Unpromoted master two-node cluster
Tsunani opened this issue · 19 comments
Hi all. Configuring replica postgresql, it's work, then i create two-node cluster.
Create Resources. My commands:
pcs cluster cib cluster.xml
pcs -f cluster.xml resource create pgsqld ocf:heartbeat:pgsqlms \
op start timeout=60s \
op stop timeout=60s \
op promote timeout=30s \
op demote timeout=120s \
op monitor interval=15s timeout=10s role="Master" \
op monitor interval=20s timeout=10s role="Slave" \
op notify timeout=60s
pcs -f cluster.xml resource create ip-virtual ocf:heartbeat:IPaddr2 \
ip=10.61.10.117 cidr_netmask=24 op monitor interval=10s
pcs -f cluster.xml resource promotable pgsqld notify=true
pcs -f cluster.xml constraint order promote pgsqld-clone then start ip-virtual symmetrical=false kind=Mandatory
pcs -f cluster.xml constraint order demote pgsqld-clone then stop ip-virtual symmetrical=false kind=Mandatory
pcs cluster cib-push scope=configuration cluster.xml
After use - pcs resource cleanup and pcs status --full get
Cluster name: pg_cluster
Cluster Summary:
* Stack: corosync
* Current DC: t-dirrx-linux-db2 (2) (version 2.1.1-alt1-77db57872) - partition with quorum
* Last updated: Wed Dec 1 13:11:03 2021
* Last change: Wed Dec 1 13:10:28 2021 by root via crm_attribute on t-dirrx-linux-db2
* 2 nodes configured
* 3 resource instances configured
Node List:
* Online: [ t-dirrx-linux-db1 (1) t-dirrx-linux-db2 (2) ]
Full List of Resources:
* Clone Set: pgsqld-clone [pgsqld] (promotable):
* pgsqld (ocf:heartbeat:pgsqlms): Promoted t-dirrx-linux-db2
* pgsqld (ocf:heartbeat:pgsqlms): Unpromoted t-dirrx-linux-db1
* ip-virtual (ocf:heartbeat:IPaddr2): Started t-dirrx-linux-db1
Node Attributes:
* Node: t-dirrx-linux-db1 (1):
* master-pgsqld : -1000
* Node: t-dirrx-linux-db2 (2):
* master-pgsqld : 1001
Migration Summary:
Tickets:
PCSD Status:
t-dirrx-linux-db1: Online
t-dirrx-linux-db2: Online
Daemon Status:
corosync: active/disabled
pacemaker: active/disabled
pcsd: active/enabled
I don't know what to do =(
psqld-clone - Warning: Resource is promotable but has not been promoted on any node. In web.

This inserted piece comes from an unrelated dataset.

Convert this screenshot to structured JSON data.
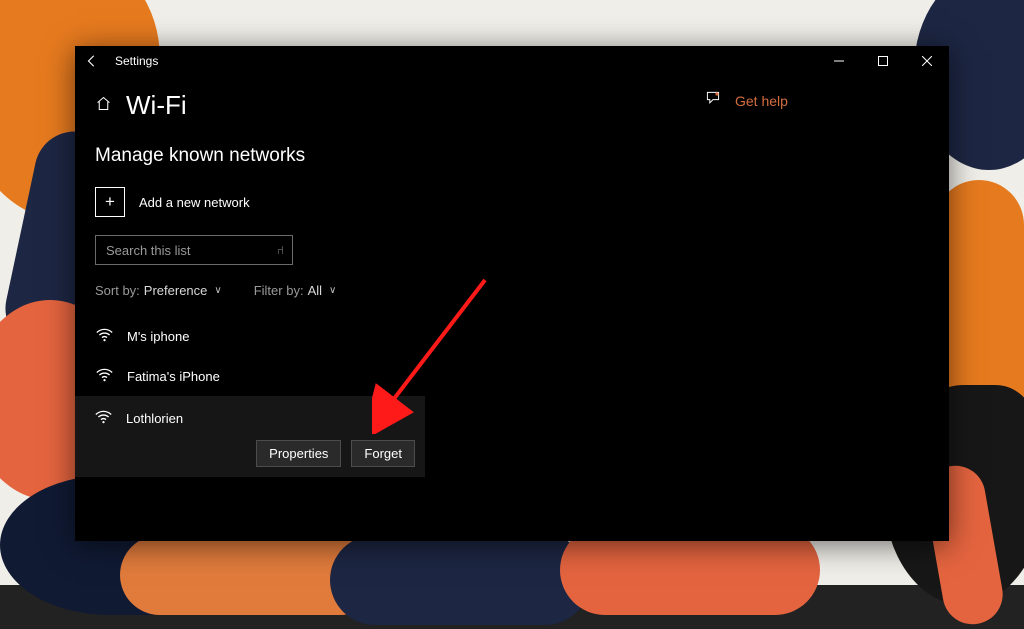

I don't understand your question.
According to pcs status
, you have one promoted instance on t-dirrx-linux-db2
:
pgsqld (ocf:heartbeat:pgsqlms): Promoted t-dirrx-linux-db2
However, if the score didn't moved, it seems the standby is not streaming from the primary:
* Node: t-dirrx-linux-db1 (1):
* master-pgsqld : -1000
While streaming from the primary, the standbys should have a positive score with a maximum of 1000.
t-dirrx-linux-db2 -replica
t-dirrx-linux-db1 -master
What is the reason for the failure to promote a node?
Can I manually promote?
pcs resource debug-start pgsqld
crm_resource: Error performing operation: Not installed Operation force-start for pgsqld (ocf:heartbeat:pgsqlms) returned: 'not installed' (5) ocf-exit-reason:You must set meta parameter master-max=1 for your master resource
crm_master -r pgsqld -N t-dirrx-linux-db1 -Q
This command promote?
And i update resource meta to master-max=1
pcs resource debug-start pgsqld
Operation force-start for pgsqld (ocf:heartbeat:pgsqlms) returned: 'ok' (0) /tmp:5432 - accepting connections could not change directory to "/tmp/.private/root": Permission denied could not change directory to "/tmp/.private/root": Permission denied Dec 01 15:02:47 INFO: Instance "pgsqld" already started
Honestly, I don't understand what you are trying to fix. It seems to me you might be a bit lost. Make sure to read available docs and to ask clear questions.
Your cluster HAVE a primary node that have been promoted. The second node is expected to be a standby, not promoted. I see no evidences in your messages you had a promotion failure!
In regard with your debug-start
command, I don't understand why you try to start a resource that is already started...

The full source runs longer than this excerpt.